C'est exactement comme s'il existait, au niveau de la politique provinciale, un parti montréalais qui ne s'occuperait que des intérêts de la métropole, et dont le chef n'aurait jamais à se soucier des travailleurs forestiers, des pêcheurs gaspésiens ou de la médecine en région. Si un tel parti existait, on l'accuserait d'être montréalo-centriste, de manquer d'altruisme et d'ouverture d'esprit et de fausser le jeu de la démocratie québécoise. C'est pourtant ce que fait le Bloc, à l'échelle du Canada.

Ce parti, qui ne se donne même plus la peine de faire la promotion de la souveraineté, se contente d'être un facteur d'obstruction, dans la mesure où il empêche souvent le reste du Canada de se donner des gouvernements majoritaires. Ce sera encore le cas cette fois-ci, même si en période de crise financière majeure, les Canadiens (de même que les Québécois) auraient intérêt à avoir un gouvernement stable.

Mais quelle importance? Le Bloc gagne sur tous les tableaux. Le Québec reçoit-il quelque gâterie? Le Bloc s'en attribue le mérite. Le Québec n'obtient pas ce qu'il veut? C'est la faute du Canada anglais!

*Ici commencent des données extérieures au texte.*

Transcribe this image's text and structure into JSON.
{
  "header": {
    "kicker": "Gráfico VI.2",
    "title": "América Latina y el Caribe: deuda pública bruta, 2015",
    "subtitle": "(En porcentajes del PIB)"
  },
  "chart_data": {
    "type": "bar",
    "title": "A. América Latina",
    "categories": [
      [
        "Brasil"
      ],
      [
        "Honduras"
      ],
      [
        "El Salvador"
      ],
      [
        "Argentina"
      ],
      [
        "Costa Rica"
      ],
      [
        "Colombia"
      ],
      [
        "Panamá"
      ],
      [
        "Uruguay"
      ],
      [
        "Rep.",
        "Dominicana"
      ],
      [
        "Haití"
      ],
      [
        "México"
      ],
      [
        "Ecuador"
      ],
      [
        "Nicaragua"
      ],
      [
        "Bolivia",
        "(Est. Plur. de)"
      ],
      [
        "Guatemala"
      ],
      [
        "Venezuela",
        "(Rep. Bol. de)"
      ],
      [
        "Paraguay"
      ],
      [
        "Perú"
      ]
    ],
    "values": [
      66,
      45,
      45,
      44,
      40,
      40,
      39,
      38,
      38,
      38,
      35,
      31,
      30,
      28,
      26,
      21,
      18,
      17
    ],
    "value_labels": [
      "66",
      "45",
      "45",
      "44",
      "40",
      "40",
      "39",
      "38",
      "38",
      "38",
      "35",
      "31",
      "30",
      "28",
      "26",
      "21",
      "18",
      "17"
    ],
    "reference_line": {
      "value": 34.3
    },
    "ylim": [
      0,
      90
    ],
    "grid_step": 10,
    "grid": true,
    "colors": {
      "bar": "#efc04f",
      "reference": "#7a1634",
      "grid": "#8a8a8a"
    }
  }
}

En enfermant les Québécois dans leur bulle, le Bloc les empêche de participer au gouvernement fédéral: c'est l'autonomie sans risque, une sorte de séparatisme mesquin dépourvu de la dignité et des responsabilités qui viennent avec l'indépendance. Résultat: les Québécois ne bénéficient ni des avantages de la souveraineté ni des avantages du fédéralisme.

Bien sûr, le Bloc n'est pas responsable de la faiblesse de ses adversaires. Si les conservateurs n'ont pas su défricher le Québec, si les libéraux y ont perdu leur ascendant d'antan, ce n'est certainement pas la faute du Bloc.

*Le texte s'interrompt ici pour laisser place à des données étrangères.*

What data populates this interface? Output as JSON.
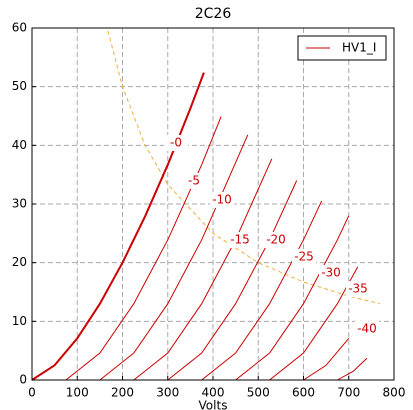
{
  "chart_data": {
    "type": "line",
    "title": "2C26",
    "xlabel": "Volts",
    "xlim": [
      0,
      800
    ],
    "xticks": [
      0,
      100,
      200,
      300,
      400,
      500,
      600,
      700,
      800
    ],
    "ylim": [
      0,
      60
    ],
    "yticks": [
      0,
      10,
      20,
      30,
      40,
      50,
      60
    ],
    "grid": true,
    "legend": "upper right",
    "series": [
      {
        "name": "HV1_I",
        "color": "#cc0000",
        "curves": [
          {
            "x": [
              0,
              50,
              100,
              150,
              200,
              250,
              300,
              350,
              380
            ],
            "values": [
              0,
              2.5,
              7.1,
              13.0,
              20.0,
              27.9,
              36.7,
              46.3,
              52.4
            ]
          },
          {
            "x": [
              75,
              150,
              225,
              300,
              375,
              418
            ],
            "values": [
              0,
              4.6,
              13.0,
              23.9,
              36.7,
              44.9
            ]
          },
          {
            "x": [
              150,
              225,
              300,
              375,
              477
            ],
            "values": [
              0,
              4.6,
              13.0,
              23.9,
              41.8
            ]
          },
          {
            "x": [
              225,
              300,
              375,
              450,
              530
            ],
            "values": [
              0,
              4.6,
              13.0,
              23.9,
              37.7
            ]
          },
          {
            "x": [
              300,
              375,
              450,
              525,
              585
            ],
            "values": [
              0,
              4.6,
              13.0,
              23.9,
              34.0
            ]
          },
          {
            "x": [
              375,
              450,
              525,
              600,
              640
            ],
            "values": [
              0,
              4.6,
              13.0,
              23.9,
              30.5
            ]
          },
          {
            "x": [
              450,
              525,
              600,
              675,
              700
            ],
            "values": [
              0,
              4.6,
              13.0,
              23.9,
              28.0
            ]
          },
          {
            "x": [
              525,
              600,
              675,
              720
            ],
            "values": [
              0,
              4.6,
              13.0,
              19.3
            ]
          },
          {
            "x": [
              600,
              650,
              700
            ],
            "values": [
              0,
              2.5,
              7.1
            ]
          },
          {
            "x": [
              675,
              710,
              740
            ],
            "values": [
              0,
              1.5,
              3.7
            ]
          }
        ]
      }
    ],
    "limit": {
      "color": "#f0b040",
      "dashed": true,
      "x": [
        168,
        200,
        250,
        300,
        400,
        500,
        600,
        700,
        769
      ],
      "values": [
        59.5,
        50,
        40,
        33.3,
        25,
        20,
        16.7,
        14.3,
        13.0
      ]
    },
    "annotations": [
      "-0",
      "-5",
      "-10",
      "-15",
      "-20",
      "-25",
      "-30",
      "-35",
      "-40"
    ]
  }
}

Il reste qu'on peut voir le Bloc comme une formation qui déresponsabilise les Québécois, qui les maintient dans un confort artificiel où ils peuvent se contenter de quémander ceci et cela sans jamais avoir à faire les compromis et à prendre les responsabilités qui viennent avec le pouvoir.

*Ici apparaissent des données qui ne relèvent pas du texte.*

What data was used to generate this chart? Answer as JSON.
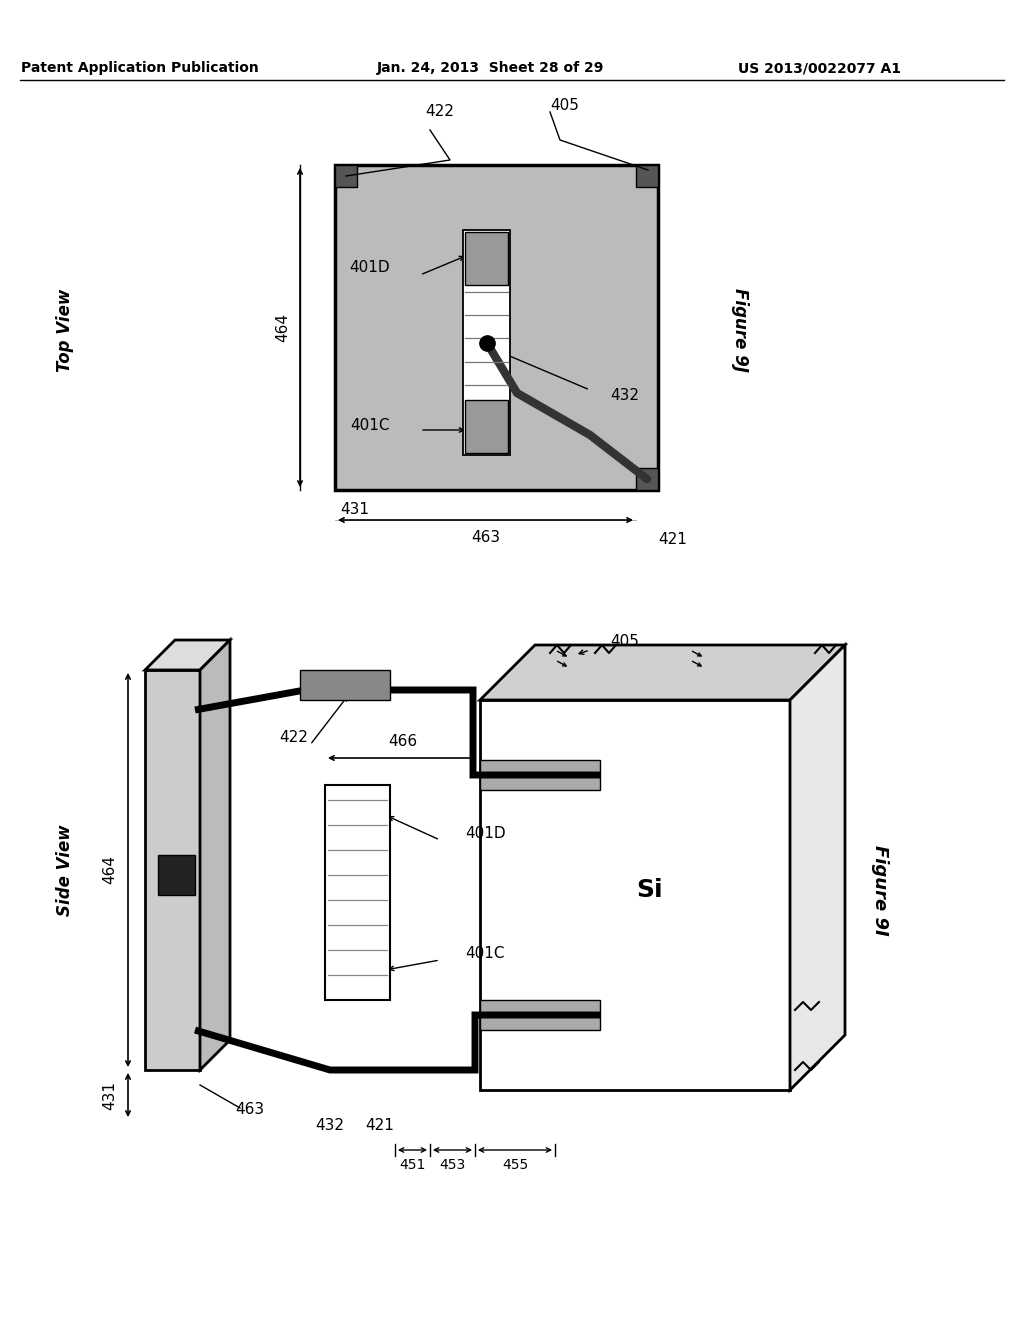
{
  "bg_color": "#ffffff",
  "header_left": "Patent Application Publication",
  "header_mid": "Jan. 24, 2013  Sheet 28 of 29",
  "header_right": "US 2013/0022077 A1"
}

Le Bloc, indépendamment des orientations assez raisonnables que M. Duceppe a imprimées à son parti, a considérablement abîmé l'image du Québec, désormais vu partout au Canada, et non sans raison, comme une province isolationniste qui ne considère le Canada, ce pays dont il s'obstine pourtant à faire partie, que comme un distributeur automatique de subventions - la même mentalité que Duplessis, qui ricanait en parlant du «butin» qu'il allait chercher à Ottawa.

Cette attitude déshonorante est à l'opposé du concept de dignité qui était pourtant à la base du mouvement indépendantiste dont se réclame théoriquement le Bloc. Au lieu de choisir entre l'indépendance et le fédéralisme - deux options également valables -, le Québec s'enferme dans sa chambre comme une sorte de Tanguy boudeur qui s'accroche au foyer paternel et réclame toujours plus d'allocations, sans accepter par ailleurs de participer aux tâches communes de la maisonnée. Cela n'a rien de glorieux.